February 10, 2018 3:09 pm

Remarks about some statements in the article.
“Ozone is the substance that forms in the stratosphere”. Incorrectly. Ozone forms also in the troposphere as a result of lightning discharges and (more important) of photochemical reactions: https://en.wikipedia.org/wiki/Tropospheric_ozone. Processes in the stratosphere can not be considered without taking into account the role of tropospheric ozone.
“It (ozone) is produced in tropical latitudes and distributes around the globe”. Wrong. Ozone can form in the stratosphere wherever there is available UV-radiation of sufficient energy. Formation of ozone stops only in polar regions during polar nights.
“In 1970s, it was recognized that chemicals called CFCs, were destroying ozone in the stratosphere”. The word “recognized” is irrelevant here, because M.Molina and F.Rowland (1974) did not prove experimentally chemical reaction between CFCs and O3 in the stratosphere, they “have attempted to calculate the probable sinks and lifetimes for these molecules” (CF2Cl2 and CFCl3). https://unep.ch/Ozone/pdf/stratopheric.pdf These authors considered raising CFCs to the stratosphere due to vertical diffusion, but did not take into account gravity (both substances are 4 – 4.5 times heavier than air) and the fact what CFCl3 to liquid state already at the temperature +23.6oC.
About the very short living substances. The most important are CHBr3 and CH2Br2 (boiling points are 149 and 97oC). Is it possible for them to reach the stratosphere?
Also, bond energy for C-Br is 276 kJ/mole, it corresponds to maximum wavelength for breaking bond of 434 nm. It means that VSLS can be destroyed in the lower troposphere, their effect on stratospheric ozone if doubtful.

February 15, 2018 11:21 am

Anybody notice that the time series of global atmospheric equivalent chlorine bears an uncanny resemblance to the time series of global temperature? Anybody stop and think that ionizing UV-B, which is well-known to produce severe sunburn and genetic alterations could also be a potent source of global warming?

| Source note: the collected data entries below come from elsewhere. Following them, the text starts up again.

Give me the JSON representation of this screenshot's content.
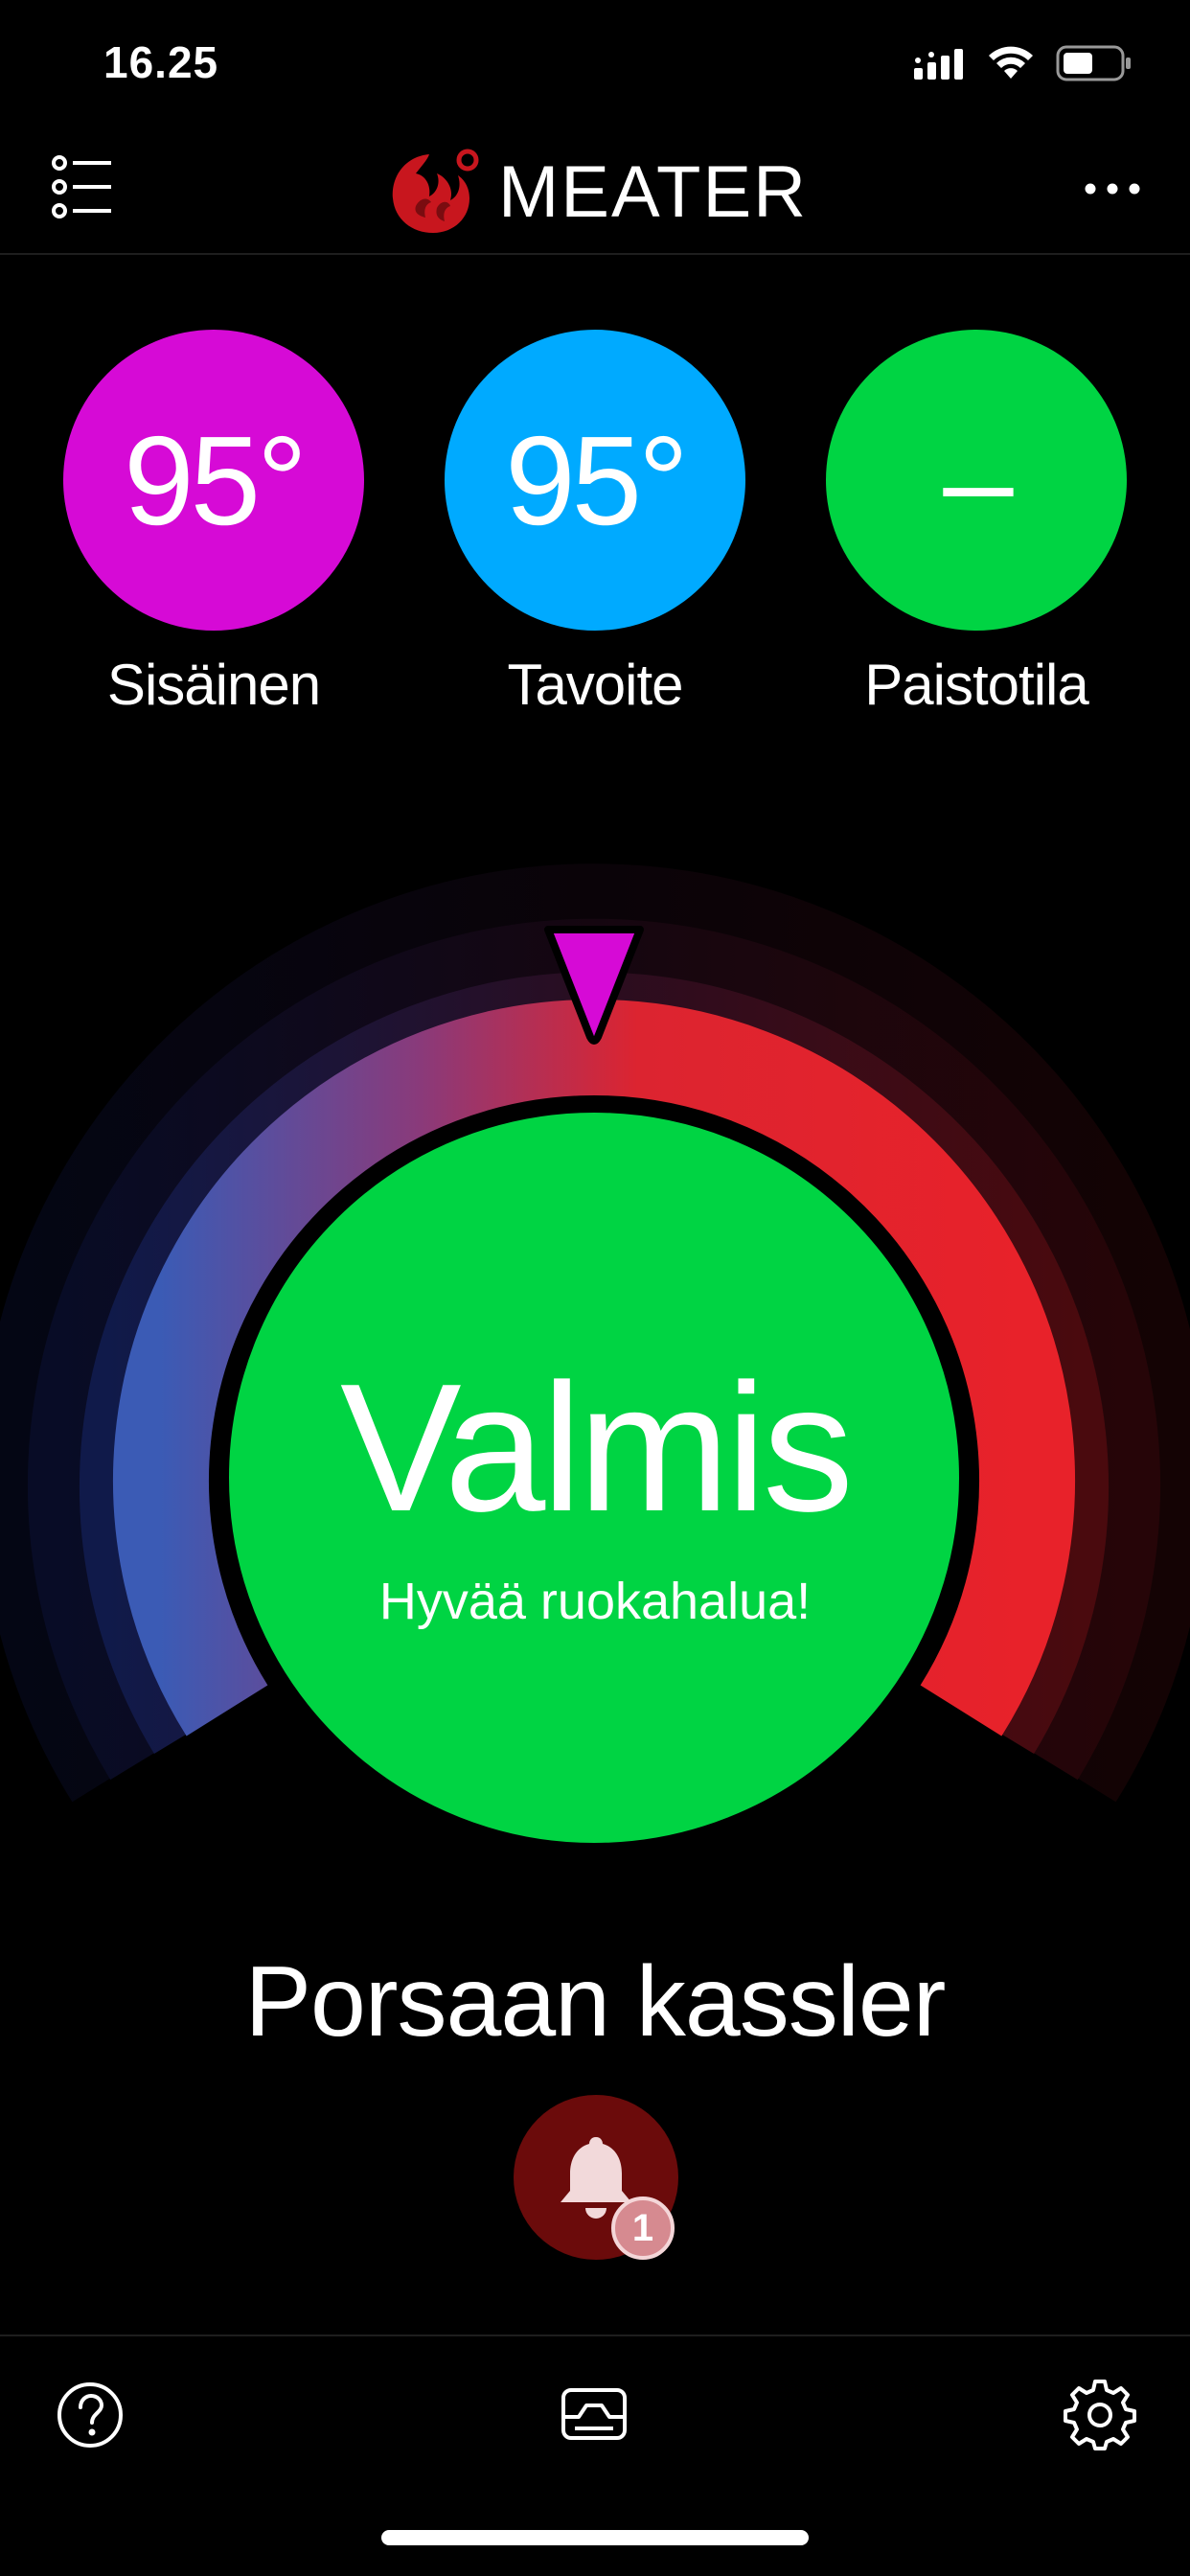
{
  "status_bar": {
    "time": "16.25",
    "icons": [
      "cellular-signal-icon",
      "wifi-icon",
      "battery-icon"
    ]
  },
  "header": {
    "brand": "MEATER",
    "menu_icon": "list-menu-icon",
    "more_icon": "more-dots-icon"
  },
  "stats": [
    {
      "value": "95°",
      "label": "Sisäinen",
      "color": "#d60ad6"
    },
    {
      "value": "95°",
      "label": "Tavoite",
      "color": "#00aaff"
    },
    {
      "value": "–",
      "label": "Paistotila",
      "color": "#00d443"
    }
  ],
  "cook": {
    "status_title": "Valmis",
    "status_subtitle": "Hyvää ruokahalua!",
    "status_color": "#00d443",
    "food_name": "Porsaan kassler",
    "alarm_count": "1",
    "alarm_color": "#6b0b0b"
  },
  "bottom_nav": {
    "items": [
      "help-icon",
      "graph-icon",
      "settings-gear-icon"
    ]
  },
  "colors": {
    "accent_magenta": "#d60ad6",
    "ring_red": "#e8222a",
    "ring_blue": "#3b5bb5"
  }
}
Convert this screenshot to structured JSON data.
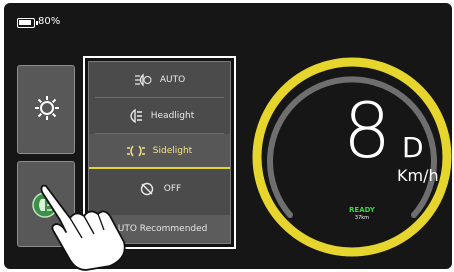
{
  "status": {
    "battery_text": "80%"
  },
  "side_buttons": [
    {
      "icon": "sun-gear-icon"
    },
    {
      "icon": "car-light-icon"
    }
  ],
  "light_menu": {
    "items": [
      {
        "label": "AUTO",
        "icon": "auto-light-icon",
        "selected": false
      },
      {
        "label": "Headlight",
        "icon": "headlight-icon",
        "selected": false
      },
      {
        "label": "Sidelight",
        "icon": "sidelight-icon",
        "selected": true
      },
      {
        "label": "OFF",
        "icon": "light-off-icon",
        "selected": false
      }
    ],
    "footer": "AUTO Recommended"
  },
  "dashboard": {
    "speed": "8",
    "gear": "D",
    "unit": "Km/h",
    "status": "READY",
    "range": "37km"
  },
  "colors": {
    "accent_yellow": "#e6d52d",
    "ready_green": "#39d43f",
    "background": "#161616"
  }
}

Anybody (besides me and Peter Ward) stop and think that the main forcing agent in global warming isn’t CO2 at all but chlorine from CFCs and non-explosive (non-erosol-producing) volcanoes?
It’s not CO2, stupid; it’s CHLORINE!

Reply to  davidbennettlaing
February 16, 2018 7:38 am

O’key, let’s think. UV-radiation Is a source of global warming. The ozone absorbs UV-radiation, so ozone depletion should lead to an increase in temperature. The largest ozone hole at the end of the last century was over Antarctica. However, in fact in Antarctica in these years there was cooling:

Reply to  aleks
February 16, 2018 12:50 pm

The largest warming trend in the world between 1976 and 2000 was near ice-free portions of the Antarctic Peninsula. The high albedo of most of the continent beneath the ozone hole reflected away most of the incoming radiation.